Law firms still need to adapt to a changing marketplace, but a full-on start-up approach isn’t the right way to do it. Start-ups are in search mode for a viable business model. “Search mode” does not describe an established business. The management that goes on in IBM, GM, and Boeing is not the same as start-ups. Most organizations probably prefer that their law firms have similar management practices to their own.
You can’t blame GCs who err on the side of stability when it comes to legal service providers. Startups, like mosquitos, tend to be an all-or-nothing proposition. And you don’t generally know which of the two you’re going to get until the last minute. Bob Ambrogi’s legal startup catalogue reflects this extreme uncertainty: less than a third are “Active” (217 of 704), the rest are presumably defunct.
Saying lawyers are the cause of our legal innovation woes is tautological. Who else is there – paralegals? janitors? All cultural changes are difficult. The grass may seem greener in another profession, but it is just as hard to cut. While it sucks to have you innovation efforts picked apart, it is the hard truth about innovative companies:
Innovative cultures are misunderstood. The easy-to-like behaviours that get so much attention are only one side of the coin. They must be counterbalanced by some tougher and frankly less fun behaviors… intolerance for incompetence… rigorous discipline… brutal candor… individual accountability…and strong leadership.
It is both expected and important that much of the legal profession maintains high standards toward new tech. In already being skilled at many of these less fun behaviours, lawyers provide the necessary tensions for having an innovative culture.

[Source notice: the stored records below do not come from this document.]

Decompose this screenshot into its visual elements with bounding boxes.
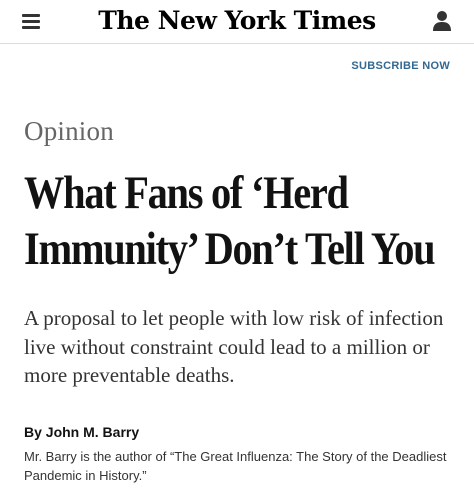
article-summary: A proposal to let people with low risk o… (24, 306, 444, 387)
user-account-icon[interactable] (432, 10, 452, 32)
user-silhouette-icon (433, 11, 451, 31)
article-headline: What Fans of ‘Herd Immunity’ Don’t Tell … (24, 167, 436, 275)
top-navigation-bar: The New York Times (0, 0, 474, 44)
nyt-masthead-logo[interactable]: The New York Times (0, 4, 474, 38)
article-byline[interactable]: By John M. Barry (24, 424, 139, 440)
section-label-opinion[interactable]: Opinion (24, 116, 114, 147)
author-bio: Mr. Barry is the author of “The Great In… (24, 449, 447, 483)
subscribe-now-link[interactable]: SUBSCRIBE NOW (351, 60, 450, 72)
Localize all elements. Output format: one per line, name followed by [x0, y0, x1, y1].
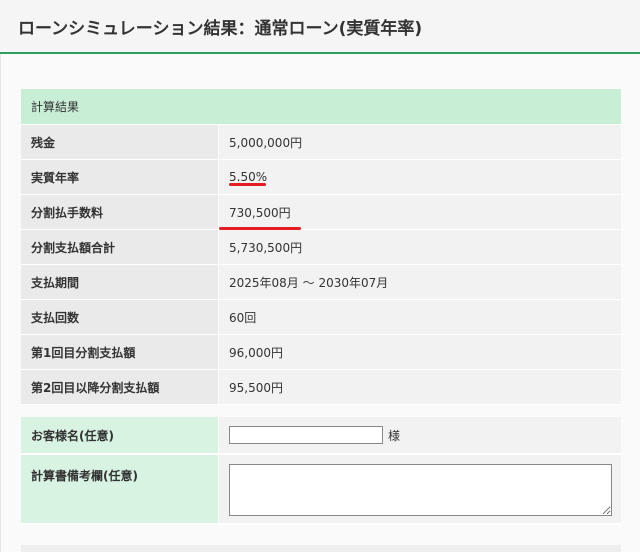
row-value: 5,000,000円 [219, 125, 621, 160]
rate-red-underline [229, 183, 266, 186]
input-form-table: お客様名(任意) 様 計算書備考欄(任意) [21, 417, 621, 525]
row-label: 残金 [21, 125, 219, 160]
row-label: 第2回目以降分割支払額 [21, 370, 219, 405]
honorific-suffix: 様 [388, 428, 401, 443]
row-value: 730,500円 [219, 195, 621, 230]
result-header-label: 計算結果 [21, 89, 621, 125]
customer-name-label: お客様名(任意) [21, 417, 219, 455]
table-row-first-installment: 第1回目分割支払額 96,000円 [21, 335, 621, 370]
row-label: 支払期間 [21, 265, 219, 300]
row-value: 96,000円 [219, 335, 621, 370]
table-row-installment-fee: 分割払手数料 730,500円 [21, 195, 621, 230]
remarks-textarea[interactable] [229, 464, 612, 516]
fee-red-underline [219, 227, 301, 230]
table-row-payment-count: 支払回数 60回 [21, 300, 621, 335]
row-label: 分割払手数料 [21, 195, 219, 230]
row-value: 2025年08月 ～ 2030年07月 [219, 265, 621, 300]
row-label: 実質年率 [21, 160, 219, 195]
row-label: 支払回数 [21, 300, 219, 335]
row-label: 分割支払額合計 [21, 230, 219, 265]
table-row-payment-period: 支払期間 2025年08月 ～ 2030年07月 [21, 265, 621, 300]
remarks-label: 計算書備考欄(任意) [21, 455, 219, 525]
page-title: ローンシミュレーション結果：通常ローン(実質年率) [18, 19, 423, 39]
next-section-edge [21, 545, 621, 552]
row-value: 60回 [219, 300, 621, 335]
row-value: 5,730,500円 [219, 230, 621, 265]
table-row-annual-rate: 実質年率 5.50% [21, 160, 621, 195]
page-header: ローンシミュレーション結果：通常ローン(実質年率) [0, 0, 640, 54]
result-table-header: 計算結果 [21, 89, 621, 125]
table-row-subsequent-installment: 第2回目以降分割支払額 95,500円 [21, 370, 621, 405]
form-row-customer-name: お客様名(任意) 様 [21, 417, 621, 455]
result-table: 計算結果 残金 5,000,000円 実質年率 5.50% 分割払手数料 730… [21, 89, 621, 405]
table-row-total-payment: 分割支払額合計 5,730,500円 [21, 230, 621, 265]
row-value: 5.50% [219, 160, 621, 195]
row-label: 第1回目分割支払額 [21, 335, 219, 370]
customer-name-input[interactable] [229, 426, 383, 444]
row-value: 95,500円 [219, 370, 621, 405]
form-row-remarks: 計算書備考欄(任意) [21, 455, 621, 525]
table-row-remaining-balance: 残金 5,000,000円 [21, 125, 621, 160]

While other professions have gone further to integrate technology, they haven’t necessarily gotten “ahead”. Technology does not automatically make you more competitive. If the founder of a legal tech company that uses AI isn’t worried about not being on the cutting edge, then you probably don’t need to be, either:
There is nothing in what we’re doing that is exceptionally novel. We don’t have a new algorithm. We haven’t advanced the state of the art. All we’ve done is take the state of the art, and go long and deep on the actual application of it.

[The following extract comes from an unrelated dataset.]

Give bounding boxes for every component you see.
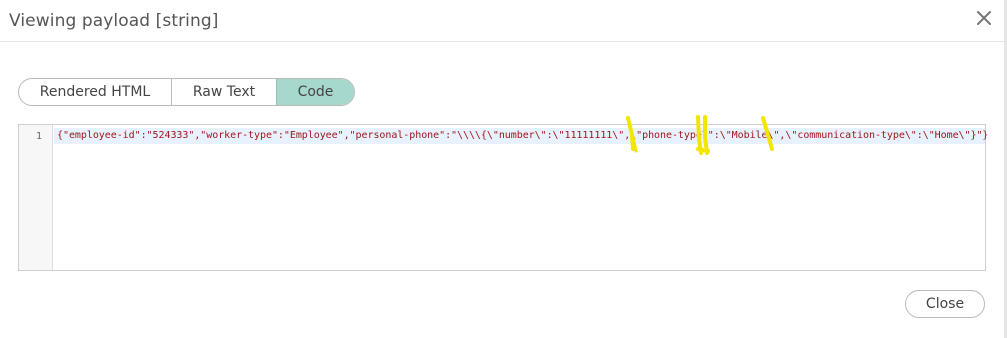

I am all for seizing opportunities to make my organization more competitive. I believe there is massive room to make law firms more client-focused, more effective, and to draw on the complementary strengths of other professions. I believe there are many low-hanging fruits. And I think it is unhelpful to start out with the incorrect premise that lawyers or the legal profession are somehow inferior to other professions. (Are you telling me that accountants are inherently more innovative?)
Making the argument that lawyers are behind because they haven’t applied enough technology exacerbates lawyer exceptionalism. If lawyers have already overburdened themselves then why are we asking them to do more by overhauling their practices? The same engineer doesn’t simultaneously design a building and build cutting-edge design technology. Innovators and practitioners need each other and together should strive for a balance.
 Labelling lawyers as “resistant” or “stubborn” reduces your individual accountability, which makes your organization less capable of innovation. Instead, it could be worth focusing the integration aspects (whole product) of a technology, learning basic office software, or exploring a group’s underlying reasons to buy something.